I watched as my friend’s ready smile slowly changed to dismay, and then, just as readily, back to a lopsided grin.
‘Stop,’ he cried. ‘Stop having me on!’
The culture shock Jeff experienced when he saw our heater was enough to send Mum running to the nearest gas appliance centre in shame.
I often found myself sandwiched between Nan’s cantankerous nature and Mum’s strange approach to home improvements, like the night I helped Mum remodel our lounge room.
From a bin of specials in a wallpaper shop, Mum had purchased eight rolls of chocolate-brown paisley print wallpaper. It wasn’t nearly enough to cover all the walls, but Mum reasoned that it was better to have one feature wall of paisley print than none at all. It would give our place a bit of class.
Having paid out for wallpaper, she wasn’t about to pay out for glue, buckets, rollers or a ladder. Instead, she dragged out a large tin of glue from the laundry, which she mixed up in the bath. Our ladder was three pine crates piled on top of one another near the wall, and as for rollers, well, as Mum so succinctly pointed out, what were hands for?
I was given the dubious honour of running down the length of the hall that joined the bathroom to the lounge room with each length of soggy, gluey wallpaper.
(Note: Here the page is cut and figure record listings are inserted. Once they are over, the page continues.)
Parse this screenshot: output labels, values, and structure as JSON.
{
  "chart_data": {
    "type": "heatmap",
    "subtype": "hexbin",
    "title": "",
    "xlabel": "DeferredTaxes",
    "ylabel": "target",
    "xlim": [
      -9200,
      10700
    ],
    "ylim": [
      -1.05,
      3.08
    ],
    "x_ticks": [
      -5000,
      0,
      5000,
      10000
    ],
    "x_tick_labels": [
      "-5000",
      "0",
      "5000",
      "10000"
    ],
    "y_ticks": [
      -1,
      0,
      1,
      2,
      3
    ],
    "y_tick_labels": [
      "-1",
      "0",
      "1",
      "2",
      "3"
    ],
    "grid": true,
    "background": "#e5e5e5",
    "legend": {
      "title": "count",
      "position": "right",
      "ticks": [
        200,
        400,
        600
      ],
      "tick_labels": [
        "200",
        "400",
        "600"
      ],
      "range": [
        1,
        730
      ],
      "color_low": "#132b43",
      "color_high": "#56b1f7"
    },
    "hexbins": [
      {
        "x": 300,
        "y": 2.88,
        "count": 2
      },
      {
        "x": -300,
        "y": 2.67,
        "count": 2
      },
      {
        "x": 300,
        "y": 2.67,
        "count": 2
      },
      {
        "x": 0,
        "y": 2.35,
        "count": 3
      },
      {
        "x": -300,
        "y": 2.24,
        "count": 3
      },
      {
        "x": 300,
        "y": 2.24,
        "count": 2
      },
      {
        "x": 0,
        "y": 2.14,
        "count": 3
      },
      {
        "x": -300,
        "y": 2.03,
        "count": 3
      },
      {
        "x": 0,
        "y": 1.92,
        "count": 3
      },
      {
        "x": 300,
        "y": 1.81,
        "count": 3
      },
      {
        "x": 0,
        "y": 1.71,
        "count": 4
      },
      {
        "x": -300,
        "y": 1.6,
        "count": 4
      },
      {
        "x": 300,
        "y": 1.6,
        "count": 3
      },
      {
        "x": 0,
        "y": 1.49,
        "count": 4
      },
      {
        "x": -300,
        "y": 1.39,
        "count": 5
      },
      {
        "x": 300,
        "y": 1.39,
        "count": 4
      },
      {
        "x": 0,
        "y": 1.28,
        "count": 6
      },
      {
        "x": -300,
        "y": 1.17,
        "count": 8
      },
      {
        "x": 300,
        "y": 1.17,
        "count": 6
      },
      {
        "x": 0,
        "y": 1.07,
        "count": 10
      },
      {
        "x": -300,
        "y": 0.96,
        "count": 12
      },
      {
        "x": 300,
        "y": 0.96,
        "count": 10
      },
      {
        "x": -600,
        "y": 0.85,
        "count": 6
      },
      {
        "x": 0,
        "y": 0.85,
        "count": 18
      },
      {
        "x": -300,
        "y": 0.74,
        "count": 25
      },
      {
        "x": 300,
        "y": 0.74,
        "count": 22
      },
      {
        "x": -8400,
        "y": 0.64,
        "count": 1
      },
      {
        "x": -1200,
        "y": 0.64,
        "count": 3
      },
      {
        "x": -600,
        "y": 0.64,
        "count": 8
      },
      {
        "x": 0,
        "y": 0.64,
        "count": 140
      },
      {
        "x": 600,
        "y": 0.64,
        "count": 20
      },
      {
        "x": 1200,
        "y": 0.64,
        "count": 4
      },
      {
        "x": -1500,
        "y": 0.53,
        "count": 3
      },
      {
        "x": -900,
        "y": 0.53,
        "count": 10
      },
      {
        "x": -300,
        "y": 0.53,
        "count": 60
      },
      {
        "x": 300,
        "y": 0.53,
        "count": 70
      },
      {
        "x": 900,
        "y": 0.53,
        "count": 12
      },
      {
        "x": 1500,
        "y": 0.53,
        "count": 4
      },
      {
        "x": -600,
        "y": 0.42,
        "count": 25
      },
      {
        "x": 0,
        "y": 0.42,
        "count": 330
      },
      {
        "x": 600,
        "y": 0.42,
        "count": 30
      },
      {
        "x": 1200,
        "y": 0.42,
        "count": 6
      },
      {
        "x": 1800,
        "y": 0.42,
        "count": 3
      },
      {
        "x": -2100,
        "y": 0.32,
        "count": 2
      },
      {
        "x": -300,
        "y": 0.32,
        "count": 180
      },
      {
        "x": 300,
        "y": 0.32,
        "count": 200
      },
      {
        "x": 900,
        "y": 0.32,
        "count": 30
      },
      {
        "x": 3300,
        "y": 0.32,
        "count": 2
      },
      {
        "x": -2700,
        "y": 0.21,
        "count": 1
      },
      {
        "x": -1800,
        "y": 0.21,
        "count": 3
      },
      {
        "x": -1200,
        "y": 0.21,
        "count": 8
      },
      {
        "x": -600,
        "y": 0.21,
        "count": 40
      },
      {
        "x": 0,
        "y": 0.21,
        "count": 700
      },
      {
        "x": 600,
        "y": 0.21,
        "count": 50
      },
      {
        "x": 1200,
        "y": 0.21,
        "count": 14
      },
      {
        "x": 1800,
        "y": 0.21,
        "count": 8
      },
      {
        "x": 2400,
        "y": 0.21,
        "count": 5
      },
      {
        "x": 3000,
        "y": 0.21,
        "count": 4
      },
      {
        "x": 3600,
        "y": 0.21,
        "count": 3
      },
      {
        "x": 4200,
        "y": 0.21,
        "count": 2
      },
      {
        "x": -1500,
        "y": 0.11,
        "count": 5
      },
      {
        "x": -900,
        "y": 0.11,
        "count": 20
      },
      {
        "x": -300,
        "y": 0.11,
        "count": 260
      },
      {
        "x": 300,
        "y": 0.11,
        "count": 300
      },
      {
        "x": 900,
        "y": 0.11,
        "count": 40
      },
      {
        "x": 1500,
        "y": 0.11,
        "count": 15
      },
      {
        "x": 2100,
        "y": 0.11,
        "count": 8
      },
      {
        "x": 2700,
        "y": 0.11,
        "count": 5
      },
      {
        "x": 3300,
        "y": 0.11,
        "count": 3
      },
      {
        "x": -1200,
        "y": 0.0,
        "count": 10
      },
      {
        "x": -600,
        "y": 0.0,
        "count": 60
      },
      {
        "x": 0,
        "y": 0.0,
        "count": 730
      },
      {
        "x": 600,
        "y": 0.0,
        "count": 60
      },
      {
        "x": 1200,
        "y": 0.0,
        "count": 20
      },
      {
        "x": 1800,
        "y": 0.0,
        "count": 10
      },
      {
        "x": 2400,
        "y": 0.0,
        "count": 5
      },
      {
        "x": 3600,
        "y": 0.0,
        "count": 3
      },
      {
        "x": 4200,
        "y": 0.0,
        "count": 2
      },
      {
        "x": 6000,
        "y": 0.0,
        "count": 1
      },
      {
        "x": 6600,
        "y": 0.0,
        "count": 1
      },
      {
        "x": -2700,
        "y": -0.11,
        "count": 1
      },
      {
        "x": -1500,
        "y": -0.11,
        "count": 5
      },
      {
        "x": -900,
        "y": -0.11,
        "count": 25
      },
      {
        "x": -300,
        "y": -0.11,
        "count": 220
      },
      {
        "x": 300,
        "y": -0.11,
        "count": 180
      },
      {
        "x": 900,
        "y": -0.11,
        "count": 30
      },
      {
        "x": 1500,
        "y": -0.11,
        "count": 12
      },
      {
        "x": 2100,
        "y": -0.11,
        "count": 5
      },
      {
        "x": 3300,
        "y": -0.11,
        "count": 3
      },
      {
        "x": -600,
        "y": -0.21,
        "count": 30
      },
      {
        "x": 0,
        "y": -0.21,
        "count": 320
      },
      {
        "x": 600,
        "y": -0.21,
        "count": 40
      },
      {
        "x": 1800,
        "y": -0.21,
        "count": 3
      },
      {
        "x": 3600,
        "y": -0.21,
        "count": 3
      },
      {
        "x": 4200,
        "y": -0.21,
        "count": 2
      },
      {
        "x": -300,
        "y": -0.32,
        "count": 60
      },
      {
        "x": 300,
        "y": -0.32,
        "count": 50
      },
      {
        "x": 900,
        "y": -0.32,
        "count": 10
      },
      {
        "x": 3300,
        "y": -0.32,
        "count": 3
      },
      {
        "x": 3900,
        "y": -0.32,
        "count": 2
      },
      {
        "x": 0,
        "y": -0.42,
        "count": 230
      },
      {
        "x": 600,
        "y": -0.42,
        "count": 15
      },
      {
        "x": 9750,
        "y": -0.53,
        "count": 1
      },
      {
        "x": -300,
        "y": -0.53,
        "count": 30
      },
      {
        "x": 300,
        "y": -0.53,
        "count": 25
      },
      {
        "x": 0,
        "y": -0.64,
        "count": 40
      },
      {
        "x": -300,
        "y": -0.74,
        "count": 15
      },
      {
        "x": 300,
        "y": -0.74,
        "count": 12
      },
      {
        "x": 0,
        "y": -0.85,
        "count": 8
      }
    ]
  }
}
As I entered the lounge room, I had to make a frenzied leap onto the top of the pine crates and slap the wallpaper against the wall, aiming it as close as possible to the ceiling line. Mum’s part in this was to hurriedly press the paper down as I held it. Once she’d patted the bottom part on, I pressed down the top part. Then I climbed down from the crates and the whole process started all over again.